First Week Back from Covid: What it was Like

What effect has Covid had on secondary teaching in America?

Here in Tennessee, at least, it has made learning/teaching time more precious, and it has opened up to all teachers and learners technical tools that only a few of us had used regularly in the past.

It has shifted more of the burden of learning onto students and families, while creating enormous shifts in teaching that must be matched with new pedagogical and technological tools.


Monday, August 7, the night after my first day teaching in Room 953 since the Ides of March, I returned home physically and emotionally exhausted. 


I had done it. After 5 ½ months away, I had taught lessons, I had interacted with students, I had shared what I know from a lifetime of learning.


But I was spent. Returning to Room 953, I realized a little of what a refugee feels, returning to her city after months or years away: while the place is the same, and many of the people have returned, something fundamental is still awry*.
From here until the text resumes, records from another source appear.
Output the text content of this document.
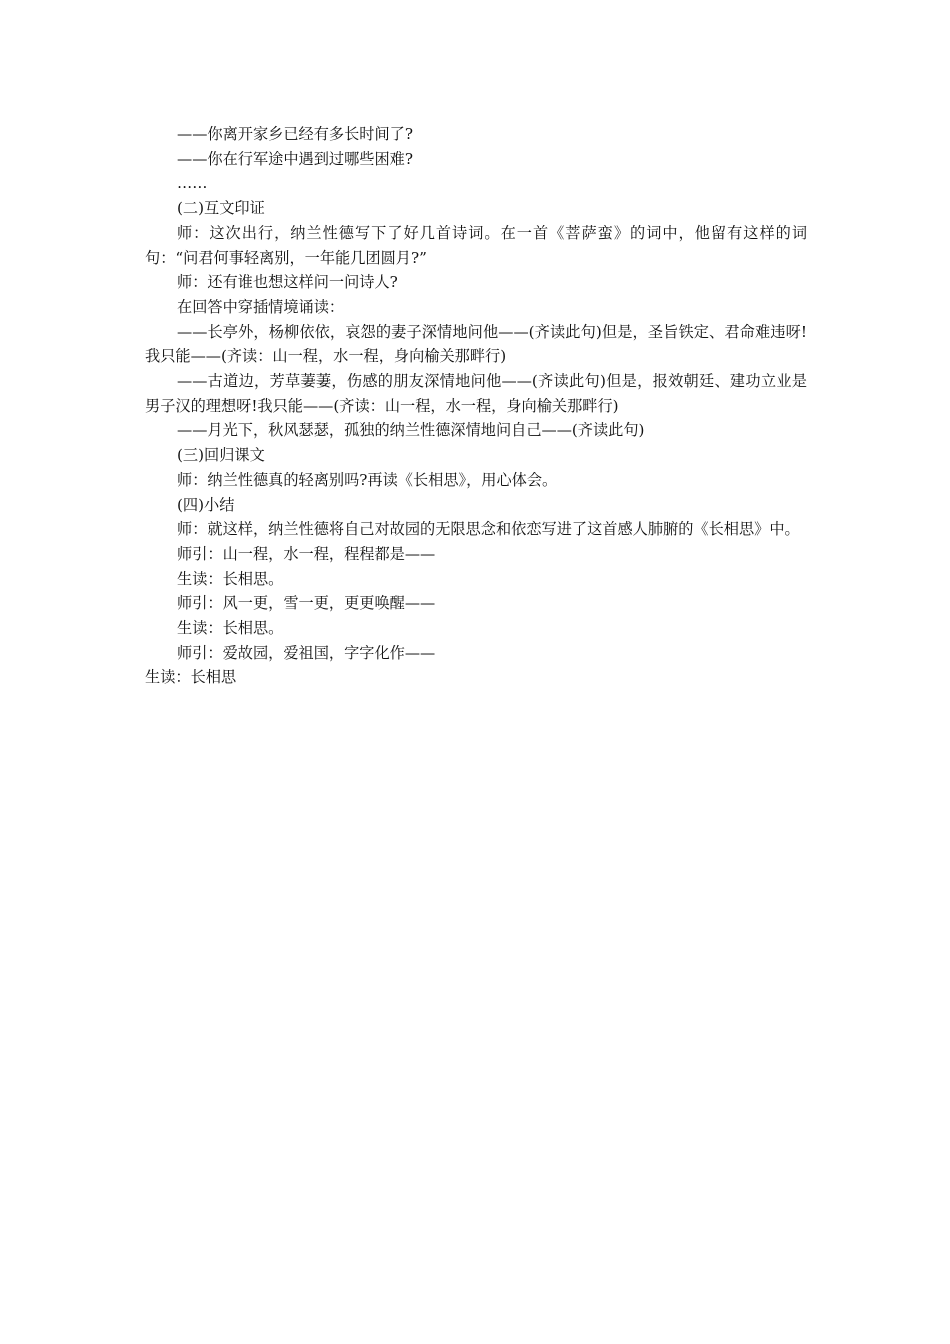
——你离开家乡已经有多长时间了?

——你在行军途中遇到过哪些困难?

……

(二)互文印证

师：这次出行，纳兰性德写下了好几首诗词。在一首《菩萨蛮》的词中，他留有这样的词句：“问君何事轻离别，一年能几团圆月?”

师：还有谁也想这样问一问诗人?

在回答中穿插情境诵读：

——长亭外，杨柳依依，哀怨的妻子深情地问他——(齐读此句)但是，圣旨铁定、君命难违呀!我只能——(齐读：山一程，水一程，身向榆关那畔行)

——古道边，芳草萋萋，伤感的朋友深情地问他——(齐读此句)但是，报效朝廷、建功立业是男子汉的理想呀!我只能——(齐读：山一程，水一程，身向榆关那畔行)

——月光下，秋风瑟瑟，孤独的纳兰性德深情地问自己——(齐读此句)

(三)回归课文

师：纳兰性德真的轻离别吗?再读《长相思》，用心体会。

(四)小结

师：就这样，纳兰性德将自己对故园的无限思念和依恋写进了这首感人肺腑的《长相思》中。

师引：山一程，水一程，程程都是——

生读：长相思。

师引：风一更，雪一更，更更唤醒——

生读：长相思。

师引：爱故园，爱祖国，字字化作——

生读：长相思
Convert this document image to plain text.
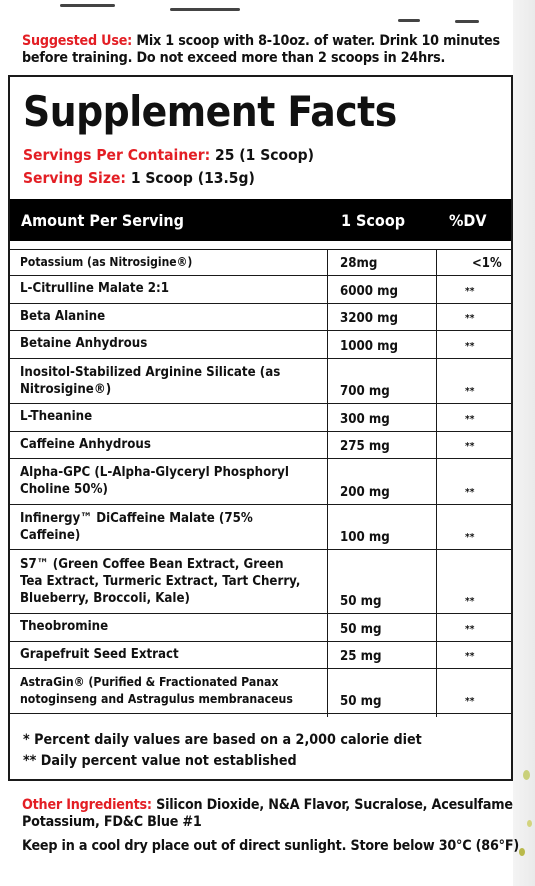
Suggested Use: Mix 1 scoop with 8-10oz. of water. Drink 10 minutes before training. Do not exceed more than 2 scoops in 24hrs.
Supplement Facts
Servings Per Container: 25 (1 Scoop)
Serving Size: 1 Scoop (13.5g)
Amount Per Serving	1 Scoop	%DV
Potassium (as Nitrosigine®)	28mg	<1%
L-Citrulline Malate 2:1	6000 mg	**
Beta Alanine	3200 mg	**
Betaine Anhydrous	1000 mg	**
Inositol-Stabilized Arginine Silicate (as Nitrosigine®)	700 mg	**
L-Theanine	300 mg	**
Caffeine Anhydrous	275 mg	**
Alpha-GPC (L-Alpha-Glyceryl Phosphoryl Choline 50%)	200 mg	**
Infinergy™ DiCaffeine Malate (75% Caffeine)	100 mg	**
S7™ (Green Coffee Bean Extract, Green Tea Extract, Turmeric Extract, Tart Cherry, Blueberry, Broccoli, Kale)	50 mg	**
Theobromine	50 mg	**
Grapefruit Seed Extract	25 mg	**
AstraGin® (Purified & Fractionated Panax notoginseng and Astragulus membranaceus	50 mg	**
* Percent daily values are based on a 2,000 calorie diet
** Daily percent value not established
Other Ingredients: Silicon Dioxide, N&A Flavor, Sucralose, Acesulfame Potassium, FD&C Blue #1
Keep in a cool dry place out of direct sunlight. Store below 30°C (86°F)
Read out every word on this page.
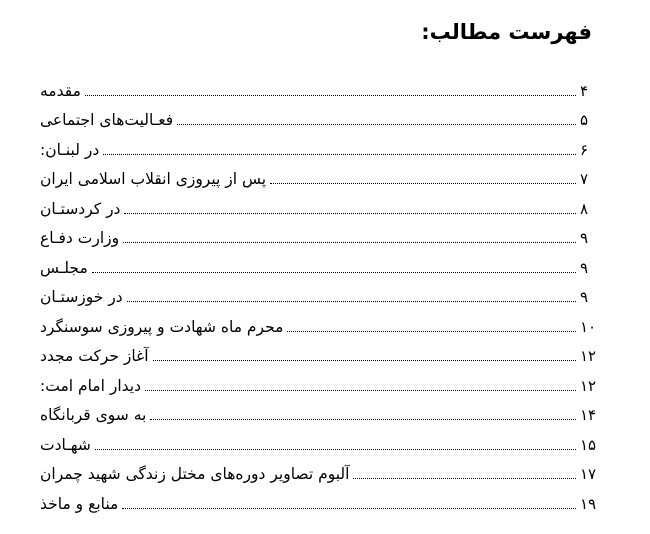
فهرست مطالب:
مقدمه	۴
فعـالیت‌های اجتماعی	۵
در لبنـان:	۶
پس از پیروزی انقلاب اسلامی ایران	۷
در کردستـان	۸
وزارت دفـاع	۹
مجلـس	۹
در خوزستـان	۹
محرم ماه شهادت و پیروزی سوسنگرد	۱۰
آغاز حرکت مجدد	۱۲
دیدار امام امت:	۱۲
به سوی قربانگاه	۱۴
شهـادت	۱۵
آلبوم تصاویر دوره‌های مختل زندگی شهید چمران	۱۷
منابع و ماخذ	۱۹
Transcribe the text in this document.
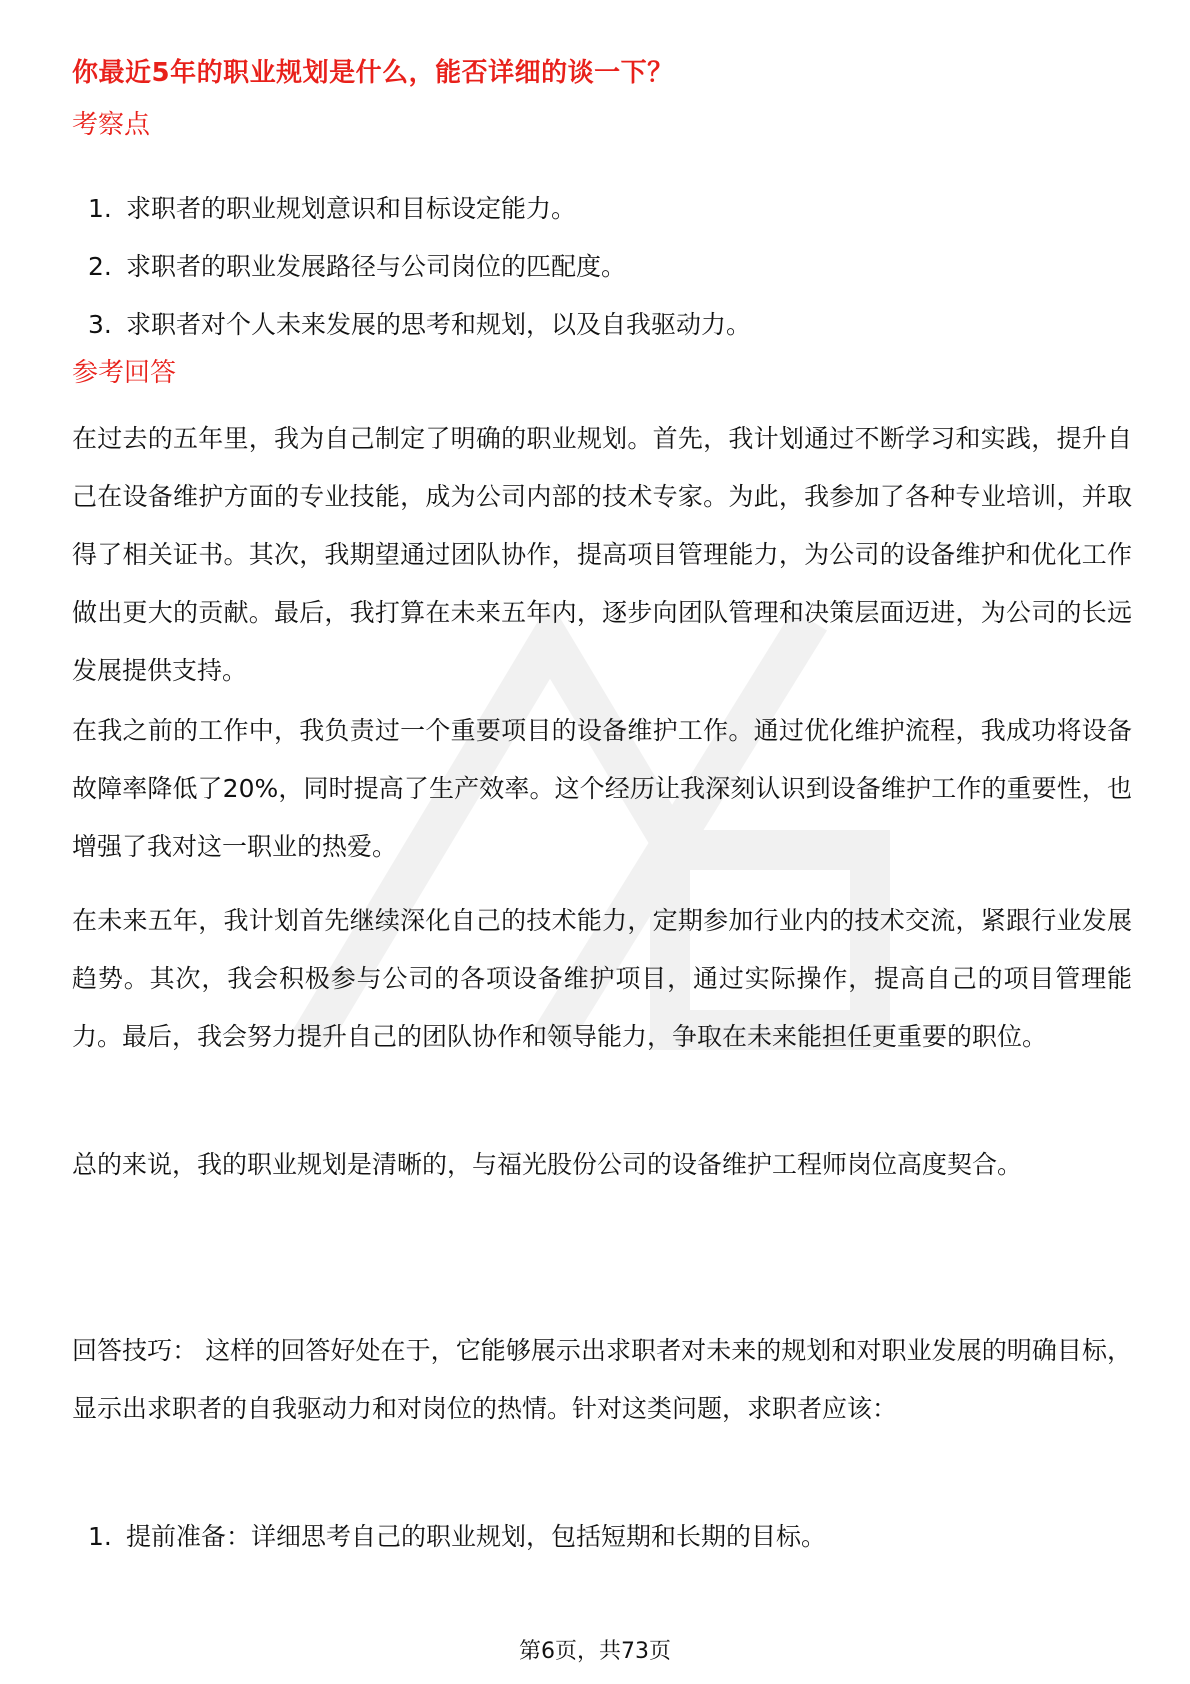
你最近5年的职业规划是什么，能否详细的谈一下？
考察点
1. 求职者的职业规划意识和目标设定能力。
2. 求职者的职业发展路径与公司岗位的匹配度。
3. 求职者对个人未来发展的思考和规划，以及自我驱动力。
参考回答

在过去的五年里，我为自己制定了明确的职业规划。首先，我计划通过不断学习和实践，提升自己在设备维护方面的专业技能，成为公司内部的技术专家。为此，我参加了各种专业培训，并取得了相关证书。其次，我期望通过团队协作，提高项目管理能力，为公司的设备维护和优化工作做出更大的贡献。最后，我打算在未来五年内，逐步向团队管理和决策层面迈进，为公司的长远发展提供支持。

在我之前的工作中，我负责过一个重要项目的设备维护工作。通过优化维护流程，我成功将设备故障率降低了20%，同时提高了生产效率。这个经历让我深刻认识到设备维护工作的重要性，也增强了我对这一职业的热爱。

在未来五年，我计划首先继续深化自己的技术能力，定期参加行业内的技术交流，紧跟行业发展趋势。其次，我会积极参与公司的各项设备维护项目，通过实际操作，提高自己的项目管理能力。最后，我会努力提升自己的团队协作和领导能力，争取在未来能担任更重要的职位。

总的来说，我的职业规划是清晰的，与福光股份公司的设备维护工程师岗位高度契合。

回答技巧： 这样的回答好处在于，它能够展示出求职者对未来的规划和对职业发展的明确目标，显示出求职者的自我驱动力和对岗位的热情。针对这类问题，求职者应该：

1. 提前准备：详细思考自己的职业规划，包括短期和长期的目标。
第6页，共73页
At SCHS we begin every semester with “home room,” and my the classrooms in my hall host the seniors. I like to begin that short period each semester by blasting “Pomp and Circumstances” and telling students: “This is the goal, this is where your year will end.”


But as I played the music this year, I couldn’t help but think of the class I had serenaded last year during home room. There had been no graduation in mid-May (it took place the last weekend in June). Prom, field trips, foreign travel (a key motivational tool for my German classes) had been aborted, and we couldn’t say if or when they would return.


As with the refugee, there was a strong sense of the past--of tradition, of shared values, of home--but the foreboding was also there as well. A ‘bright future’ seems more abstract in 2020 than it should be, thanks to the pandemic, and that sad fact weighed heavily on my heart.


A Final Note

Even now, as I write about new strategies I have tried--new tools I have found--new insights into teaching & learning, I know that this school year is a matchstick house that could be set aflame if a significant number of my students, my colleagues--or if I--get sick


It is a huge risk we are taking, beginning a school year during a pandemic. The hybrid schedule implemented by my district reduces that risk significantly but not entirely. Masks help. Disinfectant. Distancing. But they do not equal certainty.


For me, personally, the reward of learning is still far greater than the risks. That’s why I show up to teach--in person, online, at the bottom of a swimming pool if I have to--every day. And it’s why I chose to have my 12th-grade son learn in this hybrid setting, too.



* I have worked with hundreds of refugees over the course of my career, and I emphasize here my connection in returning (as many of my refugee friends and clients did, returning to Kosove after the NATO-Serb War) not in the overall refugee experience of loss and exile that is far worse than anyone with even my exposure could every really understand.